Однажды вечером, незадолго до выписки, у меня было особенно хорошее настроение – этим днем я завела себе двух новых друзей (отмеченных поцелуями), тоже принимавших участие в рейде и моем спасении. Мне захотелось объяснить Анне, почему это так много для меня значит, и я внезапно поймала себя на том, что рассказываю ей, что я не совсем то, чем кажусь. Она прервала меня:

– Фрайди, родная, послушай-ка секунду свою старшую сестричку.

– А? Я что, все испортила?

– Возможно, ты чуть этого не сделала. Помнишь, той ночью, когда мы познакомились, ты возвращала мне секретный документ? Так вот, я получила свой допуск к «сов. секретно» лично от мистера Два Костыля много лет назад. Книгу, которую ты вернула, я могу взять в любой момент. Но я никогда ее не раскрывала и никогда не раскрою. На ее обложке написано: «По особому распоряжению», а мне никто не давал распоряжения ее прочитать. Ты прочла ее, а я даже не знаю названия, не говоря уже о содержании, – мне известен только ее номер… Точно так же дело обстоит и с личными вопросами. Когда-то был такой элитный военный отряд, Иностранный легион, славившийся тем, что у каждого легионера не было прошлого – до того дня, когда он записался в этот легион. Мистер Два Костыля хочет, чтобы мы были именно такими. К примеру, если бы нам потребовалось искусственное существо или, скажем, ИЧ – искусственный человек, – наш кадровый служащий знал бы об этом. Я это знаю, поскольку раньше была кадровым служащим. Надо было бы обзавестись поддельным личным делом; возможно, потребовалась бы пластическая операция, в некоторых случаях – ликвидация лабораторных маркировок, а затем регенерация тех мест, где они ставились… Словом, когда все это было бы сделано, ему уже никогда не надо было бы волноваться и переживать, что его могут похлопать где-нибудь по плечу и вытолкать из очереди. Он мог бы даже жениться и завести детей, не беспокоясь о том, что когда-нибудь это может вызвать у них проблемы. Не стоит ему беспокоиться и относительно меня, поскольку я обучена забывать. Так вот, дорогая, я не знаю, что у тебя сейчас на уме. Но если это то, что ты обычно никому не рассказываешь, не рассказывай и мне, а то на следующее утро ты можешь возненавидеть себя.

– Нет! Так не случится. Я…

– Ну хорошо. Если через неделю ты захочешь выложить мне это, я тебя выслушаю. Идет?

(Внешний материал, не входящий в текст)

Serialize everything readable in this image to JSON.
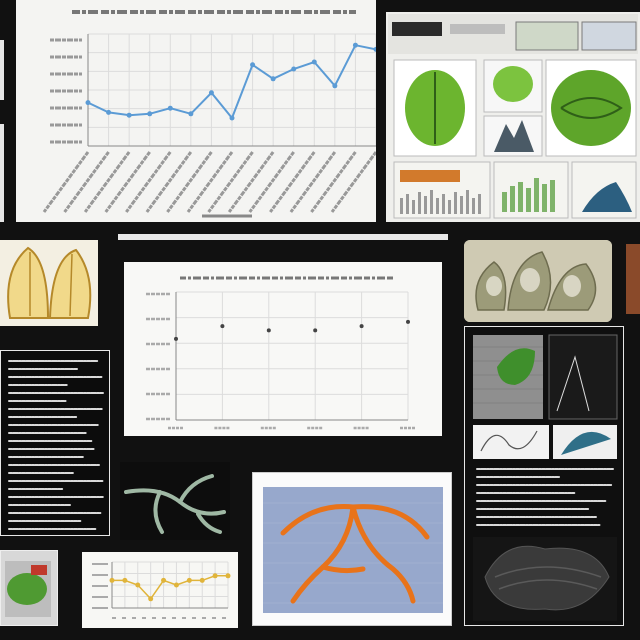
{
  "colors": {
    "background": "#111111",
    "line_series": "#5b9bd5",
    "leaf_green": "#5fa52c",
    "vein_orange": "#e8731a",
    "scatter_dot": "#444444"
  },
  "icons": [
    "leaf-image",
    "plant-tissue-image",
    "root-image",
    "vein-map-image",
    "cross-section-image"
  ],
  "chart_data": [
    {
      "type": "line",
      "x": [
        1,
        2,
        3,
        4,
        5,
        6,
        7,
        8,
        9,
        10,
        11,
        12,
        13,
        14,
        15
      ],
      "series": [
        {
          "values": [
            31,
            24,
            22,
            23,
            27,
            23,
            38,
            20,
            58,
            48,
            55,
            60,
            43,
            72,
            69
          ]
        }
      ],
      "ylim": [
        0,
        80
      ],
      "grid": true
    },
    {
      "type": "scatter",
      "x": [
        1,
        2,
        3,
        4,
        5,
        6
      ],
      "series": [
        {
          "values": [
            38,
            44,
            42,
            42,
            44,
            46
          ]
        }
      ],
      "ylim": [
        0,
        60
      ],
      "grid": true
    },
    {
      "type": "line",
      "x": [
        1,
        2,
        3,
        4,
        5,
        6,
        7,
        8,
        9,
        10
      ],
      "series": [
        {
          "values": [
            6,
            6,
            5,
            2,
            6,
            5,
            6,
            6,
            7,
            7
          ]
        }
      ],
      "ylim": [
        0,
        10
      ],
      "grid": true
    }
  ]
}
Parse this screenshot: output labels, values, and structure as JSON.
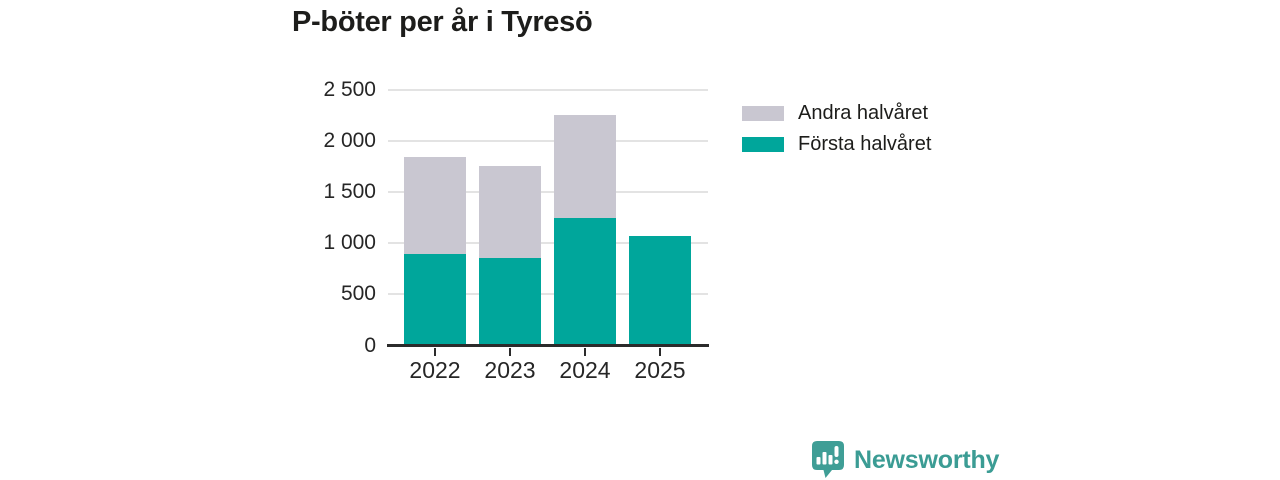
{
  "title": "P-böter per år i Tyresö",
  "legend": {
    "items": [
      {
        "label": "Andra halvåret",
        "color": "#c9c7d1"
      },
      {
        "label": "Första halvåret",
        "color": "#00a69b"
      }
    ]
  },
  "footer": {
    "brand": "Newsworthy",
    "brand_color": "#3b9c94"
  },
  "colors": {
    "teal": "#00a69b",
    "gray": "#c9c7d1",
    "axis": "#2b2b2b",
    "grid": "#e3e3e3",
    "text": "#262626",
    "title_text": "#1d1d1b"
  },
  "chart_data": {
    "type": "bar",
    "stacked": true,
    "title": "P-böter per år i Tyresö",
    "categories": [
      "2022",
      "2023",
      "2024",
      "2025"
    ],
    "series": [
      {
        "name": "Första halvåret",
        "color": "#00a69b",
        "values": [
          900,
          860,
          1250,
          1070
        ]
      },
      {
        "name": "Andra halvåret",
        "color": "#c9c7d1",
        "values": [
          940,
          900,
          1010,
          0
        ]
      }
    ],
    "totals": [
      1840,
      1760,
      2260,
      1070
    ],
    "xlabel": "",
    "ylabel": "",
    "ylim": [
      0,
      2500
    ],
    "yticks": [
      0,
      500,
      1000,
      1500,
      2000,
      2500
    ],
    "ytick_labels": [
      "0",
      "500",
      "1 000",
      "1 500",
      "2 000",
      "2 500"
    ],
    "grid": "horizontal",
    "legend_position": "right"
  }
}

Анна была права: через неделю у меня уже не было потребности исповедоваться. На девяносто девять процентов я уверена, что она в курсе и… В любом случае это здорово, когда кто-то любит тебя за то, что ты такая, какая ты есть. Когда кто-то не считает ИЧ нелюдями и монстрами.

Понятия не имею, знали ли об этом или хотя бы догадывались другие мои новые друзья. Босс, конечно, не в счет, он-то знает, но он – не друг. Он – Босс. Но это не имело никакого значения, потому что я поняла: если знали, им это безразлично, и если узнают, им будет наплевать. Единственное, на что им не наплевать, – это член ли ты команды Босса. И все.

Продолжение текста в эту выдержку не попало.